The New York Times

4 de julio, 2005

 

Editorial

 

La capitulación  de Colombia (Traducción de Guiomar Rendón)

 

Colombia acaba de aprobar una ley para la desmovilización de paramilitares. El gobierno la denomina "Ley de Justicia y Paz" pero más bien debería llamarse "Ley de impunidad para asesinos en masa, terroristas y principales traficantes de cocaína".

 

 

Los ejércitos de paramiritares de la derecha colombiana, una de las partes implicadas en una guerra civil de 40 años, han masacrado a miles de personas. Controlan el 40% de las exportaciones de cocaína en Colombia, y muchos líderes paramilitares son buscados para su extradición a EE UU. El Departamento de Estado considera a los paramilitares terroristas.

 

La nueva ley, que refleja el considerable poder político de los paramilitares, bloqueará la extradición de líderes paramilitares buscados por traficar a los EE UU y les permitirá seguir llevando a cabo sus trapicheos, chantajes, robos de tierras y demás actividades criminales sin que nadie les moleste.
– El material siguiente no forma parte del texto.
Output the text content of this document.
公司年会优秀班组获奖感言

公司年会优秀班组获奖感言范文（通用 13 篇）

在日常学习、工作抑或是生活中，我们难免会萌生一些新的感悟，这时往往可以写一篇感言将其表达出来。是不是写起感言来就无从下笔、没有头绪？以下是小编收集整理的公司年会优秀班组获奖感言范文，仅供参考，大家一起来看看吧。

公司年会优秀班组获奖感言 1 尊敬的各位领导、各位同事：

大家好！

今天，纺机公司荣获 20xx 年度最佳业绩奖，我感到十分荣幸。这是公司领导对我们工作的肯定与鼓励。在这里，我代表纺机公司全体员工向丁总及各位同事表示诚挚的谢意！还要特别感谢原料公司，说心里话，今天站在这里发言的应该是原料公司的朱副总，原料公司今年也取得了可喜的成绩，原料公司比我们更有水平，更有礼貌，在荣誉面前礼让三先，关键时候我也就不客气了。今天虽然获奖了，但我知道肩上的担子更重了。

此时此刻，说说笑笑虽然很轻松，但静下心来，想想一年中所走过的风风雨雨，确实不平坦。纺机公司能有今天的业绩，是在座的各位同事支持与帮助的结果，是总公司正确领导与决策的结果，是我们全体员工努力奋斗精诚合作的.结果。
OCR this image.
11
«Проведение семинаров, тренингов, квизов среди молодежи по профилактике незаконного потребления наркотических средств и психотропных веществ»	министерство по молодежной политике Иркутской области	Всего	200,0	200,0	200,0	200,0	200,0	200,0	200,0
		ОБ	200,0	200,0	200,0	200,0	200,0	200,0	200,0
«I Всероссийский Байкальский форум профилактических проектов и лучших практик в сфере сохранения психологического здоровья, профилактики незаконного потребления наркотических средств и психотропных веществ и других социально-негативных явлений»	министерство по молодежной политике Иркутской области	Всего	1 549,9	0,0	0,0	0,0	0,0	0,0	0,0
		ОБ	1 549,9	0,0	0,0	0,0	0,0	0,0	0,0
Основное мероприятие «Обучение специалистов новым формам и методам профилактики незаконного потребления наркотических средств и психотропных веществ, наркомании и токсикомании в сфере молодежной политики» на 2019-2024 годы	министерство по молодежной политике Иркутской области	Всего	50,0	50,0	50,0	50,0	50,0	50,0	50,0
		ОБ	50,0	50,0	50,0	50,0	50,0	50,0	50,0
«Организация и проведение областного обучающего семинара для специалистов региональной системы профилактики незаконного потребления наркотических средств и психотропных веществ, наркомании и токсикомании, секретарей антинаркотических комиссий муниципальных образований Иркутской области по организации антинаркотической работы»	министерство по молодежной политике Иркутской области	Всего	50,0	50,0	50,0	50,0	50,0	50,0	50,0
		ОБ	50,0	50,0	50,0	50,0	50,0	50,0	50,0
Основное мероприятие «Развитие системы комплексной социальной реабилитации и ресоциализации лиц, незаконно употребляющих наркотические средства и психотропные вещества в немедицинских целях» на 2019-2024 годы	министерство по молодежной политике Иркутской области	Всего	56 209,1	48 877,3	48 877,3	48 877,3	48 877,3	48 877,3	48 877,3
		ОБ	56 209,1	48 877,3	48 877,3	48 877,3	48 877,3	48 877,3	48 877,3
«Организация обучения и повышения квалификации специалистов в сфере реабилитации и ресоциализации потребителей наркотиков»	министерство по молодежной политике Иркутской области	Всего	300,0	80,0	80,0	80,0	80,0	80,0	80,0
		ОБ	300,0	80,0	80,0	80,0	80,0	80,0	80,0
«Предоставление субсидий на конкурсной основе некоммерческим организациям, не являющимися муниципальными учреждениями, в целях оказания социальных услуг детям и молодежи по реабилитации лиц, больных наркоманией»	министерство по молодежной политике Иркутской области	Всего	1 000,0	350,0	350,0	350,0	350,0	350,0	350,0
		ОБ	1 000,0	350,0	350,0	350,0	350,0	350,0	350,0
Incluso los responsables de los crímenes más atroces contra la humanidad podrán ser puestos en libertad debido a los estrictos plazos establecidos para llevar a cabo los juicios. Los pocos que sean condenados tendrán probablemente que culmplir sentencias de tan solo 22 meses de cárcel.

 

Varios miembros del Congreso de Colombia propusieron una ley justa que habría reducido las penas de cárcel a aquellos paramilitares que lo confesaran todo, pagaran indemnizaciones, entregasen sus recursos ilegales y proporcionaran a las autoridades la información necesaria para desmontar sus bandas de criminales. Pero el gobierno se opuso al proyecto de ley y no fue aprobado.

 

La nueva ley no traerá ni justicia ni paz. No exige confesión alguna por parte de los inculpados para que éstos obtengan la reducción de condenas que ofrece la ley. Los líderes paramilitares deberían revelar los recursos ilegales que utilizan e identificar sus organizaciones criminales. Pero no existen penas creíbles que condenen la mentira o el encubrimiento de riquezas.

 

La administración Bush podría haber presionado al Presidente Álvaro Uribe para que aprobase un buen proyecto de ley. En cambio, el Embajador William Wood ha apoyado con entusiasmo la nueva ley, proporcionando el aval de Washington a la capitulación  de Colombia con la mafia terrorista.